NCTV vindt rellen in Den Haag een teken van normalisering van extreemrechts
In dit artikel:
Demissionair minister van Justitie Foort van Oosten (VVD) kreeg deze week van de Nationaal Coördinator Terrorismebestrijding en Veiligheid (NCTV) het dringende advies om de rechts‑extremistische motieven achter de rellen in Den Haag expliciet te benoemen. Volgens de NCTV vormen die ongeregeldheden in het Haagse straatbeeld een teken van normalisering van extreemrechts gedachtegoed en het niet noemen daarvan zou dat proces kunnen versterken.
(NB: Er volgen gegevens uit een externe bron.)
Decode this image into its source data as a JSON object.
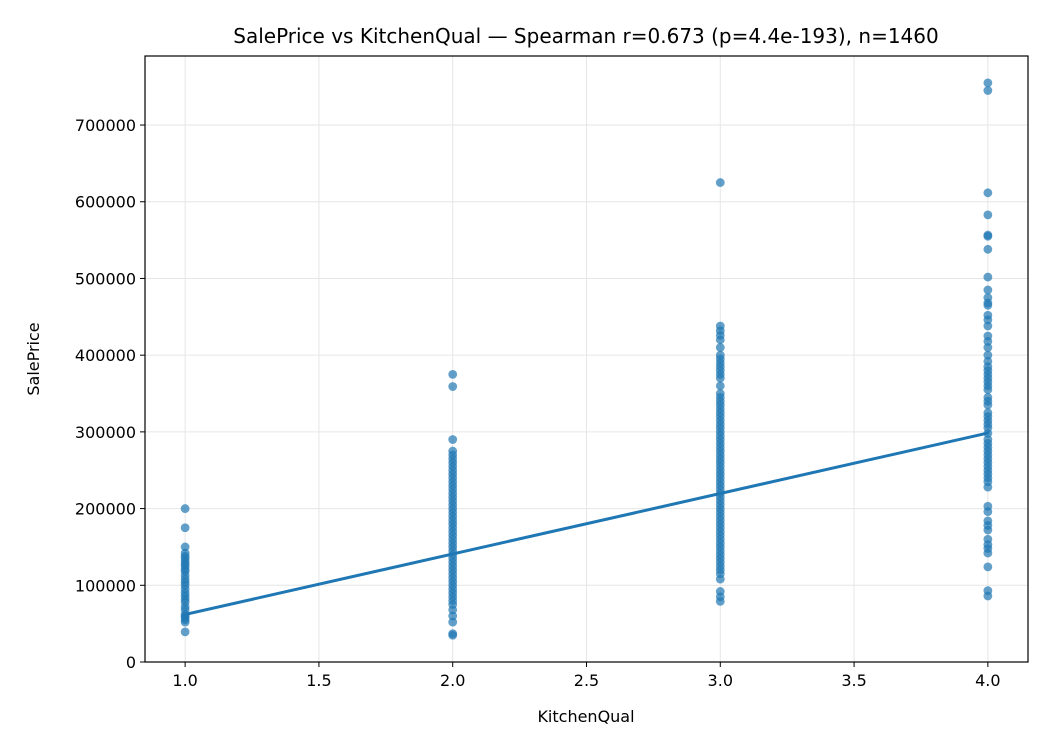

Aanvankelijk volgde Van Oosten dat advies niet: tijdens het vragenuur op dinsdag sprak hij de relschoppers niet expliciet als politiek gemotiveerd aan, wat forse kritiek opriep van oppositiepartijen waaronder D66 en SP — laatstgenoemde had het D66‑partijkantoor zaterdag onder vuur gezien. Later op dinsdagavond nuanceerde Van Oosten zijn woorden en stelde dat “extreemrechtse relschoppers” verantwoordelijk waren; hij veroordeelde in dat debat ook expliciet Nazi‑groeten en antisemitische leuzen als verwerpelijk, maar ging niet dieper in op de vraag of het om politiek geweld ging.
De NCTV benadrukt bovendien dat politici zelf kunnen bijdragen aan normalisering: wanneer invloedrijke personen ideeën van extreemrechtse groepen niet hard afkeuren of onterecht bagatelliseren, geeft dat aanvolgers een gevoel van legitimatie. Die waarschuwing blijkt relevant nu zaterdag’s bijeenkomst op het Malieveld escaleerde en emoties in de Kamer hoog opliepen.
Voorafgaand aan een plenair debat donderdag nam de ChristenUnie het initiatief voor een gezamenlijk veroordelend statement over het geweld. Een aantal partijen — GroenLinks‑PvdA, D66, SP, Denk, Volt en Partij voor de Dieren — weigerde echter te tekenen omdat ook PVV en FvD hun namen onder het document zouden zetten; D66‑Kamerlid Paternotte noemde deelname daardoor ongeloofwaardig en waarschuwde dat het vooral zou fungeren als afscherming van Forum en PVV.